As I had opposite sex attractions as well as same sex ones, I became interested in exploring the dating world of gay men. My trans identity afforded me a freedom to move beyond the heteronormative. I was a gender outlaw. No longer did I need to follow anyone’s script but my own. If I wanted to date gay men, and they wanted to date me, then why not?
Of course, looking back I now realize that I was still in someone else’s script, I just wasn’t aware of it. I had stumbled into the world of Queer, which is all about blurring boundaries, obfuscating difference and deconstructing categories for political purposes. I was a pawn in someone else’s army and I didn’t even know it. I think that’s true for lots of people who are drawn into the cultural movement that is trans.
That brings us back to MacKinnon et al’s article. We are not just transing the gay away. We are seeing an exodus out of straight culture.

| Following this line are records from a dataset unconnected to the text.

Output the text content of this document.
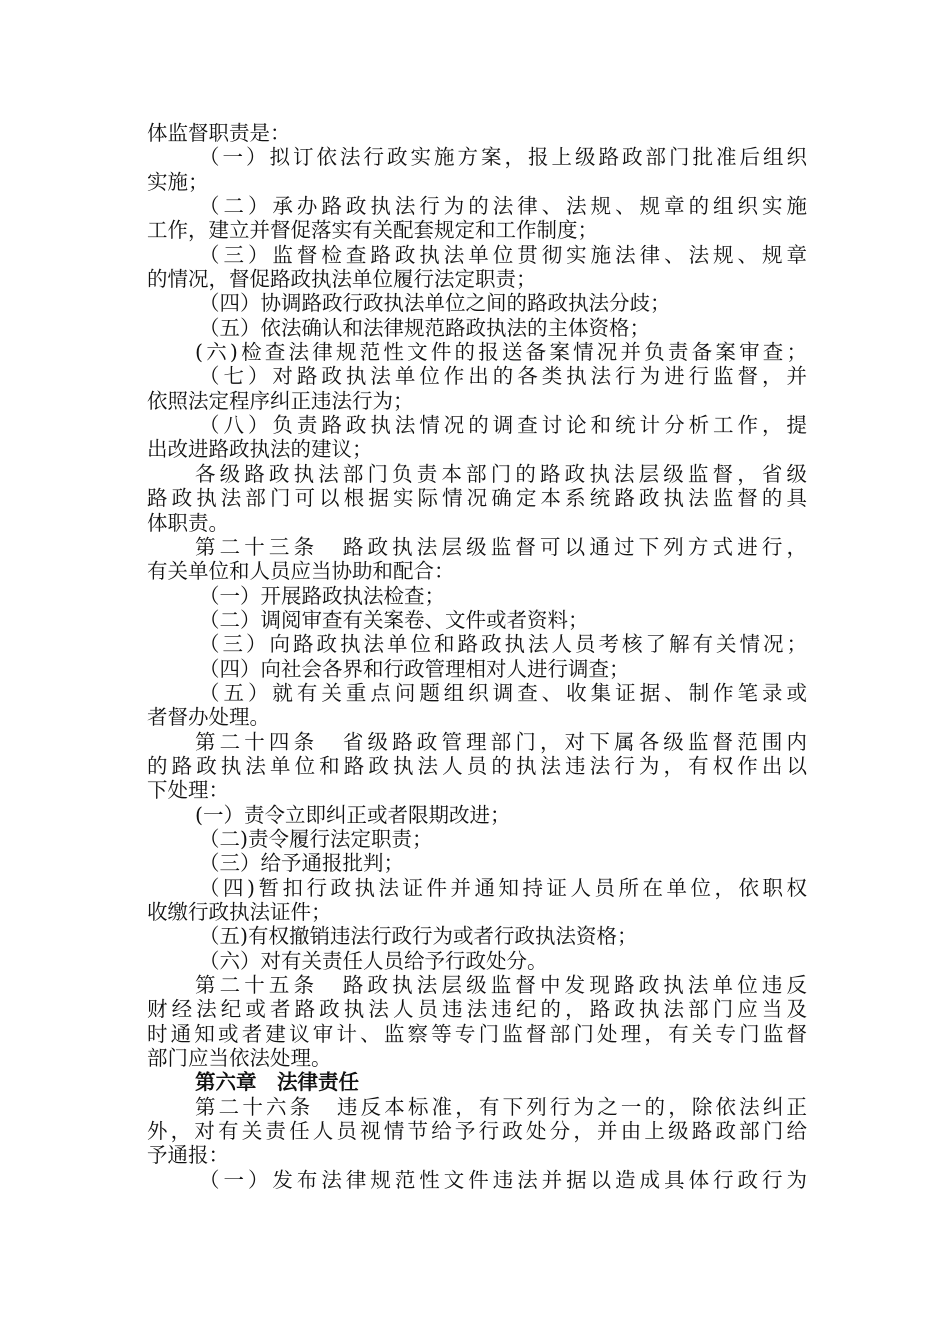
体监督职责是：
（一）拟订依法行政实施方案，报上级路政部门批准后组织
实施；
（二）承办路政执法行为的法律、法规、规章的组织实施
工作，建立并督促落实有关配套规定和工作制度；
（三）监督检查路政执法单位贯彻实施法律、法规、规章
的情况，督促路政执法单位履行法定职责；
（四）协调路政行政执法单位之间的路政执法分歧；
（五）依法确认和法律规范路政执法的主体资格；
(六)检查法律规范性文件的报送备案情况并负责备案审查；
（七）对路政执法单位作出的各类执法行为进行监督，并
依照法定程序纠正违法行为；
（八）负责路政执法情况的调查讨论和统计分析工作，提
出改进路政执法的建议；
各级路政执法部门负责本部门的路政执法层级监督，省级
路政执法部门可以根据实际情况确定本系统路政执法监督的具
体职责。
第二十三条　路政执法层级监督可以通过下列方式进行，
有关单位和人员应当协助和配合：
（一）开展路政执法检查；
（二）调阅审查有关案卷、文件或者资料；
（三）向路政执法单位和路政执法人员考核了解有关情况；
（四）向社会各界和行政管理相对人进行调查；
（五）就有关重点问题组织调查、收集证据、制作笔录或
者督办处理。
第二十四条　省级路政管理部门，对下属各级监督范围内
的路政执法单位和路政执法人员的执法违法行为，有权作出以
下处理：
(一）责令立即纠正或者限期改进；
（二)责令履行法定职责；
（三）给予通报批判；
（四)暂扣行政执法证件并通知持证人员所在单位，依职权
收缴行政执法证件；
（五)有权撤销违法行政行为或者行政执法资格；
（六）对有关责任人员给予行政处分。
第二十五条　路政执法层级监督中发现路政执法单位违反
财经法纪或者路政执法人员违法违纪的，路政执法部门应当及
时通知或者建议审计、监察等专门监督部门处理，有关专门监督
部门应当依法处理。
第六章　法律责任
第二十六条　违反本标准，有下列行为之一的，除依法纠正
外，对有关责任人员视情节给予行政处分，并由上级路政部门给
予通报：
（一）发布法律规范性文件违法并据以造成具体行政行为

Particularly for those of us who struggle socially (those who are on the autism spectrum, for example), a trans identity is a way to say: screw your norms. It’s a way to carve out space to be different. Some choose to stay gender outlaws (e.g. nonbinary trans). While others re-integrate into familiar gender scripts that previously had been forbidden to them (e.g. binary trans).
And that would be fine, if it weren’t also coupled with a lie… A lie that claims that people can change sex, that gender identity is a transcendent soul-being inside of us. It’s a lie that is enabled by medical providers who mistake themselves for saviours doing god’s work by carving up physically healthy bodies on the altar of trans healthcare. This isn’t healthcare. It is a social movement using the tools of medicine to its own ends.
If we want to put an end to this madness we need to have a discussion on a societal level of how to integrate the misfits in a way that strengthens society rather than weakens it. As a misfit, I want to be a contributor to society. I am willing to give voice to someone else’s script if it’s a good one. But right now, we need better writers.
Don't you think we were on our way to that end before gender ideology bulldozered all of us? I think here in Australia we were really on board with supporting people to tap into their diversity socially and in the workplace. There was a lot of funding available to individuals and businesses who employed them. Gender Ideology has set us back at least 30 years. At least.
To whom you are attracted sexually is purely subjective and therefore cannot reasonably be contested by an outside observer.
Where you decide to live your life on a spectrum of superficial, stereotypical male to female attributes (and we all do) is also purely subjective and similarly cannot be questioned.
However, your biological sex reflects an objective reality which cannot be changed by your subjective personal view and futile attempts to do so can result in serious health impacts to you as well as harms to members of the sex you are impersonating (primarily women).
Others who are grounded in objective reality should never be forced to accept your subjective version of your actual biological sex.
Finally, it's past time for the LGB community to separate themselves from the trans activists who are trying to take away the rights of women to fairness in sports and to privacy and safety in their restrooms, locker rooms and prisons. They also advocate for the chemical and surgical mutilation of children many of whom would grow up gay.
Their actions are evil and the
understandable negative reaction to the harm they are causing is spilling over to innocent people who are just going about their business, marrying and leading their lives.